O "espiritismo" brasileiro, que usa o eufemismo do Kardecismo, é que ganhou bases bastante conservadoras a partir do "médium" mineiro, mas antecipadas pelos ideias de Jean-Baptiste Roustaing que a Federação "Espírita" Brasileira acolheu com mais entusiasmo do que o cientificismo kardeciano, este impulsionado pelas influências do Iluminismo.
Tudo isso encontra respaldo nas ideias doutrinárias de Chico Xavier. A defesa do trabalho exaustivo, da Teologia do Sofrimento, da "cura gay" (ainda não sob esse nome), da conformação com a desgraça, tudo isso são pautas ultraconservadoras, similares às que Divaldo Franco expressou, e elas estão presentes nos livros doutrinários de Xavier, a título de "valiosas lições de vida".
Quem duvida disso é bom ler esses livros e não ficar interpretando o óbvio como se fosse uma metáfora. Não adianta brigar com a realidade através do pensamento desejoso. O direitismo do "espiritismo" brasileiro é fato, é realidade confirmada pela expressão escancarada de suas ideias e o reacionarismo de Divaldo encontrou precedente nas ideias que Chico Xavier sempre defendeu. É impossível escapar disso.
FILME MORALISTA
A propósito, o cineasta Clóvis Mello, animado com o (morno) sucesso do filme Divaldo - Mensageiro da Paz, que dirigiu e teve um elenco de astros da Rede Globo, pretende agora roteirizar e dirigir um novo filme, usando um livro de Divaldo Franco, Sexo e Consciência, de 2013. Clóvis anda tão entusiasmado que cometeu esse exagero de definir como "científico" o conteúdo do livro:
"Meu sonho é tirar os filmes com a temática espírita da prateleira dos religiosos. Não se trata de fé. O que Divaldo apresenta são fatos científicos".
O referido livro fala de questões óbvias sobre bebida, sexo e drogas. Mas são abordagens moralistas, e os fatos científicos apenas aparecem aqui como a água que aparece jorrando de um bebedouro.
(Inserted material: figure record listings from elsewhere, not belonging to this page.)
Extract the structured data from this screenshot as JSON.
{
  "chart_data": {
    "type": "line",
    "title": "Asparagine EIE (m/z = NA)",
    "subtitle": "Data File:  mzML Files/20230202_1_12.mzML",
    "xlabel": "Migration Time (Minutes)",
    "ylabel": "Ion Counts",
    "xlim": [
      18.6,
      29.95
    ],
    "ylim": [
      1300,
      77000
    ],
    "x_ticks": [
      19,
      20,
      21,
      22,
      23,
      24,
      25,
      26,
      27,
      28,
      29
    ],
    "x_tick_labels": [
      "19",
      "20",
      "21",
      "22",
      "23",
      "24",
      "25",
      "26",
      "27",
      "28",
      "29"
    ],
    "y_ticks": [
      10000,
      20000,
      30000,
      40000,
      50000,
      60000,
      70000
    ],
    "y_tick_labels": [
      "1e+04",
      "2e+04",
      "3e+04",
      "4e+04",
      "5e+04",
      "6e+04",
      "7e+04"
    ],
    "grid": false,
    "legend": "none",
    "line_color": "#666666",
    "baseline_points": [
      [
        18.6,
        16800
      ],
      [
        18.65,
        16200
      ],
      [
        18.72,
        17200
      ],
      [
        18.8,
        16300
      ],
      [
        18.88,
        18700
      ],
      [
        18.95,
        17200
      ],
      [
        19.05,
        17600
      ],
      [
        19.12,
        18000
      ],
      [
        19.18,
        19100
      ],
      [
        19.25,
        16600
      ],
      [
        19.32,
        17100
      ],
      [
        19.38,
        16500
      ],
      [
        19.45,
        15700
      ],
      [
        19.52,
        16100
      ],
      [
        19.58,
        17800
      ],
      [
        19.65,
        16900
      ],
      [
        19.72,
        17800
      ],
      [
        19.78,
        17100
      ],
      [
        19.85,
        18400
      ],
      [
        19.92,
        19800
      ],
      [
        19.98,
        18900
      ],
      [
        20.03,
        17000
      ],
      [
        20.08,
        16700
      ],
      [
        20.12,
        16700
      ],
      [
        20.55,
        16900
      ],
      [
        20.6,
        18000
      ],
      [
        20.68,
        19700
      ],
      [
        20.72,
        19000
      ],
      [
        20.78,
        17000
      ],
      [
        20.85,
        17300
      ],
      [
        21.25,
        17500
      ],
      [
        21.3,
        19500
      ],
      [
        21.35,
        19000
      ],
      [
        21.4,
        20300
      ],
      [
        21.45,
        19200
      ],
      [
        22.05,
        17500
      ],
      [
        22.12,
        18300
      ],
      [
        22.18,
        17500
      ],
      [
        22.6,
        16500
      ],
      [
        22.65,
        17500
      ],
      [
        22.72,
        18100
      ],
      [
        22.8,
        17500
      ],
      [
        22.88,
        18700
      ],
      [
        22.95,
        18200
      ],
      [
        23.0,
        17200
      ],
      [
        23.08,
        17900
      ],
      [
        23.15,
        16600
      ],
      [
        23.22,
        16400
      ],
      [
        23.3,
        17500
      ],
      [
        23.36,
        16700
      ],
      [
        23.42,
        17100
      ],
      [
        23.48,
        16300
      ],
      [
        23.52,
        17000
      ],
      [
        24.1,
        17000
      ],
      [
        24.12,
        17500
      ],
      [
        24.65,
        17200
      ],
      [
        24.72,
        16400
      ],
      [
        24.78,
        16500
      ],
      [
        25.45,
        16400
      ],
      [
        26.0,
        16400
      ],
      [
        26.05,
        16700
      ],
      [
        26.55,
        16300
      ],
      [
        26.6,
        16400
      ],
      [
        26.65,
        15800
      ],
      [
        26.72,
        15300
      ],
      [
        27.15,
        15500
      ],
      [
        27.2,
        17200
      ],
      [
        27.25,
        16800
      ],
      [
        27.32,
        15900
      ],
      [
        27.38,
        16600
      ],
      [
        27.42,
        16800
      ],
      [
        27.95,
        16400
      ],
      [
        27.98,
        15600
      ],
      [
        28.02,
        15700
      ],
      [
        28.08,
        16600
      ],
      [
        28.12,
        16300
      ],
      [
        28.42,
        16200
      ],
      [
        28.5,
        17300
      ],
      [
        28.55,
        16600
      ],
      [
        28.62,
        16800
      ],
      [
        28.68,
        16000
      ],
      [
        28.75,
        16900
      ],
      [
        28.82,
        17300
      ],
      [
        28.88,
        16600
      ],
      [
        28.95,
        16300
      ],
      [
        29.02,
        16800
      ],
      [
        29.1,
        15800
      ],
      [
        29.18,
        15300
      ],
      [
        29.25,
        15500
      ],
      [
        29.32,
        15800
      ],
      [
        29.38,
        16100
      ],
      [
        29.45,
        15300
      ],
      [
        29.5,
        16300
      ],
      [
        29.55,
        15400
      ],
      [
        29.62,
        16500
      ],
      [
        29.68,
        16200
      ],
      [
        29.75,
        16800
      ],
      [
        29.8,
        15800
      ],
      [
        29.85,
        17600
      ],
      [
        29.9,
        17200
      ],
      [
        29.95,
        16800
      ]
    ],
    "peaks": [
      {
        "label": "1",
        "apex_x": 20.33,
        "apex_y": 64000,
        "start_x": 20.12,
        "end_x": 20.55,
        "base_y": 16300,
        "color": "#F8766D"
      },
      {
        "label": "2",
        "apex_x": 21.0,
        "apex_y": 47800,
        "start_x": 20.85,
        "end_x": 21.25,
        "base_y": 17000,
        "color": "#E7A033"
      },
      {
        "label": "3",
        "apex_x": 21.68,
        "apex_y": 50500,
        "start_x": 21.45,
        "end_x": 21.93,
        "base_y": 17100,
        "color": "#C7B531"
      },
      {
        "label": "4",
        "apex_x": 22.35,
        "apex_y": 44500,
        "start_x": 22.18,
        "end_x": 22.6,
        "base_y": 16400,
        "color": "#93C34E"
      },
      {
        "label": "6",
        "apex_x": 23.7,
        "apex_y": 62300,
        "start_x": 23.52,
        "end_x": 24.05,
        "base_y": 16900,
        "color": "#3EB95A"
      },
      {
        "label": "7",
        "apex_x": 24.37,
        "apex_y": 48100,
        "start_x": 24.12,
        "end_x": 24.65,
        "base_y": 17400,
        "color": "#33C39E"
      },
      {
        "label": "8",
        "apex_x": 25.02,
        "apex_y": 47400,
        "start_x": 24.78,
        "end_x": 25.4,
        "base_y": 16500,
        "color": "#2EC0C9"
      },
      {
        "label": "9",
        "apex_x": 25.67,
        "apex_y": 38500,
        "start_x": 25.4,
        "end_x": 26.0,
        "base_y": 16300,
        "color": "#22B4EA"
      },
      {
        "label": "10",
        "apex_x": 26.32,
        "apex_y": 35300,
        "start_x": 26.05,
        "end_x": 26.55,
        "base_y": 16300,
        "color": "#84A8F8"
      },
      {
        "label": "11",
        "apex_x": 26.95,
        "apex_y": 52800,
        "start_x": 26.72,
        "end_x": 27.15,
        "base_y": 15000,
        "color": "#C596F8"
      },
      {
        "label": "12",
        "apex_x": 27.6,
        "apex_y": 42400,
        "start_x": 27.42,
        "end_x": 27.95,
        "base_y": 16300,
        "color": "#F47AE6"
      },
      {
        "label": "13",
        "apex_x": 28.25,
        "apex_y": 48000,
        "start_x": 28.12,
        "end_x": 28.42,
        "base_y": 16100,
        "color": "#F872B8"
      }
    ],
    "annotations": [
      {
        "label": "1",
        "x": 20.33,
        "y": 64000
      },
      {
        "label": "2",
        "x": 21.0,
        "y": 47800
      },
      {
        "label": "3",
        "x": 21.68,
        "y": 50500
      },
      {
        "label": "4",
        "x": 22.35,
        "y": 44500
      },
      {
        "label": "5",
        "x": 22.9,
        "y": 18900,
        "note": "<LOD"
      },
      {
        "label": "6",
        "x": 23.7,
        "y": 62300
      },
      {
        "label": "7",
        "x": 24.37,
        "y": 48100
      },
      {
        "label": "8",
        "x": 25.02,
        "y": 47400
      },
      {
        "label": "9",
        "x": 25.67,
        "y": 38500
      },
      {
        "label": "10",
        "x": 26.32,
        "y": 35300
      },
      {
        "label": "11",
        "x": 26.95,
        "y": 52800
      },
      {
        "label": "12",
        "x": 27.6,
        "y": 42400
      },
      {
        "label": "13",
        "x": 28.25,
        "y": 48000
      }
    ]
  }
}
Ninguém está querendo dizer que está "estudando Ciência" quando se está com sede e bebe água num bebedouro de um estabelecimento comercial, médico ou de ensino.
A definição de que "Divaldo apresenta fatos científicos" é, nesse sentido, bastante risível, até porque, nos livros, Divaldo Franco se aproxima mais de devaneios igrejistas do que nas entrevistas da TV e nas palestras, nas quais pelo menos tenta enganar com uma retórica de falso cientificismo.
Ora, todo mundo que tem mais de dois neurônios sabe que um filme como Sexo e Consciência, ainda que se sentisse admiração pela sua trama, será um dramalhão moralista. Os filmes "espíritas", aliás, são muito religiosos, até se mostrassem uma equipe de físicos realizando testes com bactérias.
Afinal, não são os "espíritas" brasileiros, a partir do exemplo de Chico Xavier, e, por associação, de Divaldo Franco, que se empenham tanto em pôr a Fé acima da Razão, apenas aceitando o conhecimento científico nos limites que não ameacem os âmbitos da "fé espírita"? Clóvis Mello tem que engolir a ideia de que os filmes "espíritas" são sempre religiosos. E dos mais igrejistas. Essa sim é uma tese cientificamente confirmada, pela análise semiológica de suas narrativas.